Constellation E: Monday, October 31, 10:30 – 11:15AM
The amount of digital assets, whether born digital or digitized objects from analog and paper artifacts, is growing rapidly. Unlike companies which are required to retain their records for a relatively short period of time to comply with the Sarbanes-Oxley Act, national archives and digital libraries have to face daunting challenges of long-term preservation. Indeed, in order to fulfill the mission to provide discovery and access to digital assets over a long period of time, institutions must develop strategies and mechanisms to effectively preserving these assets. Besides the volume issue, another complicating aspect of digital preservation is data heterogeneity due to the fact that data might originate from various software products specific to diverse application domains. Moreover, organizations have increased their portfolios to disseminate a wide range of file formats from textual documents, geospatial images, audio visual records, web pages, and database files.

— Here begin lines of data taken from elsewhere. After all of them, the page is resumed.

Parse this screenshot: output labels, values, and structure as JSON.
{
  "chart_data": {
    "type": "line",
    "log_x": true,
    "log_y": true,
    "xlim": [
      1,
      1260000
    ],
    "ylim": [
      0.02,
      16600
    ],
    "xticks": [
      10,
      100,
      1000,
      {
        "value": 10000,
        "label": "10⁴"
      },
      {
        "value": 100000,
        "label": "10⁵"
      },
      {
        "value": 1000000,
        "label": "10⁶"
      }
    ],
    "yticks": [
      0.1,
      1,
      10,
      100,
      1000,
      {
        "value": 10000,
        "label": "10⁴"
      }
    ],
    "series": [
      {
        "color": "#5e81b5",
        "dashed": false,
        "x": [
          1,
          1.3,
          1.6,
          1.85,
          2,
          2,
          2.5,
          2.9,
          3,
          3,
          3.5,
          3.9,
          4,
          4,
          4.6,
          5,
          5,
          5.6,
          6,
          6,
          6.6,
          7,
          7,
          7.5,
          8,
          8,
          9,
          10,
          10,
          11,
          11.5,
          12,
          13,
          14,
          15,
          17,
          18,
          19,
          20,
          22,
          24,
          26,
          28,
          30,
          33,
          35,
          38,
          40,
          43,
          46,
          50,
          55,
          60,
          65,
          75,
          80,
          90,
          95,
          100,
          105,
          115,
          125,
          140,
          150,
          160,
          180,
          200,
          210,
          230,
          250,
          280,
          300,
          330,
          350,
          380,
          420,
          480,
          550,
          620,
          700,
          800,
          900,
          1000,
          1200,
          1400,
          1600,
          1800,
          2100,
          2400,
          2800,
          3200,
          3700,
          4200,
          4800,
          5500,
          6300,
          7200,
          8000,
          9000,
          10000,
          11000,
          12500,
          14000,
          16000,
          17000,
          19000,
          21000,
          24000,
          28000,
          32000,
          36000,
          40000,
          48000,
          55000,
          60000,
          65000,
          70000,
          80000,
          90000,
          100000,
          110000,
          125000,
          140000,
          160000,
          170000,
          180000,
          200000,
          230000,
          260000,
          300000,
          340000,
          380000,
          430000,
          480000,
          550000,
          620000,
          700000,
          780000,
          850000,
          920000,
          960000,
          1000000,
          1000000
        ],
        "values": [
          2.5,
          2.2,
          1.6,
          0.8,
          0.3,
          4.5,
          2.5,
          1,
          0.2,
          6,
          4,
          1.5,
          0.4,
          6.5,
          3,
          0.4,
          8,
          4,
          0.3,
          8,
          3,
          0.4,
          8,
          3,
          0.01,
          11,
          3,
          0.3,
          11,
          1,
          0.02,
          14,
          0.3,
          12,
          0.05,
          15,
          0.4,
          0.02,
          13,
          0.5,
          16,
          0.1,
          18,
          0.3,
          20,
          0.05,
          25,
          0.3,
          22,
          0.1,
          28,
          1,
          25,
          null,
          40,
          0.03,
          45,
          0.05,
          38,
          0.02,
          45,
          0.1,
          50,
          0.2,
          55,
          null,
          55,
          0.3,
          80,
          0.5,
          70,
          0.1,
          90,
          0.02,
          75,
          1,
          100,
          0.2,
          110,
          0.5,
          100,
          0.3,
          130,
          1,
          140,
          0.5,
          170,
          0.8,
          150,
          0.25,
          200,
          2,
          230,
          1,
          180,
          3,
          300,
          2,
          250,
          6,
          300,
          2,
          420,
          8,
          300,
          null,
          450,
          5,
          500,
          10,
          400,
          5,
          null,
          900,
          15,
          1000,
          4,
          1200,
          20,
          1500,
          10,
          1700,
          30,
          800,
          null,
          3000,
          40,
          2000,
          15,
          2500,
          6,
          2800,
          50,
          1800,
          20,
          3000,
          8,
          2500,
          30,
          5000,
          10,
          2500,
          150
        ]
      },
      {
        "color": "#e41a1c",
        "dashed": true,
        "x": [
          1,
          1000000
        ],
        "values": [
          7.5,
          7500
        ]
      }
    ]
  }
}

Within this context, the question is whether Cloud Computing paradigm can help digital archivists and librarians to meet the challenges of preservation. In recent years, Cloud Computing has gained momentum in the IT world thanks to the maturity of network protocol infrastructure, virtualization technology and a price-based Service Level Agreement structure. At the beginning, research studies have mostly focused on Cloud Storage as a potential service to be used in the digital library and archive community. In this paper, we will study the possibility of using Cloud paradigm throughout all components as specified in the Open Archive Information System (OAIS) reference model, from ingest, storage, data management, preservation, and access. The totality of such services can form what we call Long-Term Digital Preservation as a Service (LDPaaS). We will discuss how the major OAIS functions can leverage LDPaaS strengths, based on the inherent characteristics of elasticity, virtualization, pay-as-you-go resource utilization model of Cloud Services. More interestingly, our argument will show that large institutions have the potential to become LDPaaS providers, and smaller institutions can benefit from the available services. Lastly, we will propose a set of levels of service which can serve as a foundation for LDPaaS service level agreement in terms of ingest processing, preservation processing, and differentiated access capabilities. A Cloud Service, encompassing both storage and preservation of digital objects based on the user’s policies for the retention period, preservation level of service, and data confidentiality, can be an attractive alternative to self-provisioning for digital libraries and archives.
Resources
Session Leader
Quyen Nguyen is currently working in the Systems Engineering Division of the ERA Program Management Office at the U.S. National Archives and Records Administration. Before joining the National Archives, he has worked for telecommunications software companies. His experience is in developing software systems for large scale deployment. He has a BS in Computer and Information Science and Applied Mathematics from the University of Delaware and a MS in Computer Science from the University of California at Berkeley.